NOTE: All YTP students become clients of OVRS, but a young adult with a disability that is an impediment to employment does not have to be served by YTP in order to become a client of OVRS.
Project SEARCH is an immersion model and it encourages participants to interact with peers to get the full work experience, including eating lunch and taking part in any other employee activities.
This program is working to break the barriers around young people with disabilities entering the workforce and providing them with internship opportunities that are resulting in full and part-time employment.
The Erskine-Green Training Institute
This program located in Indiana is designed for individuals whose academic, social, communication and adaptive skills are affected due to a disability. Most applicants would have received special education services in the K-12 setting and exited their secondary school with a diploma, GED or certificate of completion. EGTI is a certificate program (not an accredited college degree program). Participants may also earn additional industry recognized certifications depending upon the program selected. Our Curriculum at the beginning of each training session, students receive instruction on topics within health and wellness as well as other life skills such as using public transportation. All training sessions are broken down into sequential units that are individually taught during classroom and lab time. Once students have shown proficiency in a unit, job; shadowing and hands-on opportunities are scheduled for those skills. Skills build upon one another until students have mastered the entire job. At this point, internships begin. They train and intern in either the hotel, Thr3e Wise Men Brewing Co., or IU Health Ball Memorial Hospital while completing their program. Internship hours and work readiness skills are the focus during the last month of each training session. Classroom time is scheduled around internship hours. Work readiness topics include a variety of job search, acquisition, and retention skills, and interpersonal and personal quality skills necessary for employment. No more than 20 students are accepted in any session. Current Programs Ranging in length between nine and 13 weeks, students have a choice of vocational training including; Front Desk Agent and Heart of House in a hotel, Patient Transporter, Environmental Services and Dietary Services in a hospital, or Prep Cook, Dishwasher, Server Assistant and Host in a restaurant. More programming is in development for the future.

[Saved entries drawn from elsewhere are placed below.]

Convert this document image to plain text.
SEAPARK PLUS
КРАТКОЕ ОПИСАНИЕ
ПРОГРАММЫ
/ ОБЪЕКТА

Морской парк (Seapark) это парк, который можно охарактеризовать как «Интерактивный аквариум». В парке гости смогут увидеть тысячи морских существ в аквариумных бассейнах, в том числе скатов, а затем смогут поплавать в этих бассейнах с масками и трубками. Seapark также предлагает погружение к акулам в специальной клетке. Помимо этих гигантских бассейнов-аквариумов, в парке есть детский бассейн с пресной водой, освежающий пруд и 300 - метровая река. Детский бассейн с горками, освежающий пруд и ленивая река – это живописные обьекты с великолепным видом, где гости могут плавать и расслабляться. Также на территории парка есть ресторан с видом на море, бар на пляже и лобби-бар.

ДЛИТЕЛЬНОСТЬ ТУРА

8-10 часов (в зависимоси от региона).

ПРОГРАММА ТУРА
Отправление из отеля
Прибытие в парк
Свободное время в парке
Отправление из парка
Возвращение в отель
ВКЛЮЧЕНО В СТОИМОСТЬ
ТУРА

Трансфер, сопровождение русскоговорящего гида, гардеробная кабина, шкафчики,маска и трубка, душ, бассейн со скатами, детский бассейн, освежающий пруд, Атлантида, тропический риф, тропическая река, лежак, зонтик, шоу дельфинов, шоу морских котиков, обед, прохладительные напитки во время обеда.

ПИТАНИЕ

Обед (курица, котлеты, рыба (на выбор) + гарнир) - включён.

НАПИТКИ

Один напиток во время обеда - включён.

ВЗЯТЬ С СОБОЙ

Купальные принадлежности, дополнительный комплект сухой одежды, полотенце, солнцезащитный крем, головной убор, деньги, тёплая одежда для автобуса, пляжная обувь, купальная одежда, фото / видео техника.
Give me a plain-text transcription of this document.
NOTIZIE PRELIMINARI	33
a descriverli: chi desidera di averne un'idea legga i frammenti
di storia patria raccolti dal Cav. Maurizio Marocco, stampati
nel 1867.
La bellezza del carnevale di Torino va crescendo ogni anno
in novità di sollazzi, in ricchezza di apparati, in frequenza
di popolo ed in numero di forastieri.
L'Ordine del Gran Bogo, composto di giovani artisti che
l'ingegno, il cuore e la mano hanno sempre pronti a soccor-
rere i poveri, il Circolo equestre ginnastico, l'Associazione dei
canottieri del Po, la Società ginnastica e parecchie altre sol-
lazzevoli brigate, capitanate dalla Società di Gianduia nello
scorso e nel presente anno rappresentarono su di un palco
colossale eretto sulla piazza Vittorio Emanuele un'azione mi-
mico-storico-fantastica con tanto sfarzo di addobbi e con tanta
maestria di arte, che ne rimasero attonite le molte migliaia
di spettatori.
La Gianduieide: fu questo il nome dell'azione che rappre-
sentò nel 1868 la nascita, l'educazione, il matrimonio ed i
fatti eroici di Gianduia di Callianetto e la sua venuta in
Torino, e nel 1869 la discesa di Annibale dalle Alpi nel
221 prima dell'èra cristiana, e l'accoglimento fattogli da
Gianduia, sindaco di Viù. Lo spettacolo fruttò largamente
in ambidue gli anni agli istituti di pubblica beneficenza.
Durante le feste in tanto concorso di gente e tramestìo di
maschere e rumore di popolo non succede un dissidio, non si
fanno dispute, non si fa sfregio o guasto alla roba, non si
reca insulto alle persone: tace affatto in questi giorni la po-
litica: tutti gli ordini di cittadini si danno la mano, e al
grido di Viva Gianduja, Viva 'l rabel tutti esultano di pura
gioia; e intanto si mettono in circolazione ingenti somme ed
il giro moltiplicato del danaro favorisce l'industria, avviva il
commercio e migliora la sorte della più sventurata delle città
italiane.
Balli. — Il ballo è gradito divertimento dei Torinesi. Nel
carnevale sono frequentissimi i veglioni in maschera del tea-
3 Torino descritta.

The hotel is operated for profit. Profits are used to support EGTI and other initiatives of The Arc of Indiana. Approximately 20% or greater of the jobs within the hotel and its restaurants are held by individuals with disabilities. EGTI and the hotel are next to the Horizon Convention Center.
This project clearly provides a resource for Indiana businesses to successfully hire and maintain employees with disabilities.
These are some of the options young people with a disability can utilize to bridge that gap from high school to the working world. Entering post-secondary education is another route this population can also participate in and some do.
Ultimately, the more experiences young people with disabilities have the more confidence they gain and the better their chances of landing a good job that fits their abilities and skill-set become.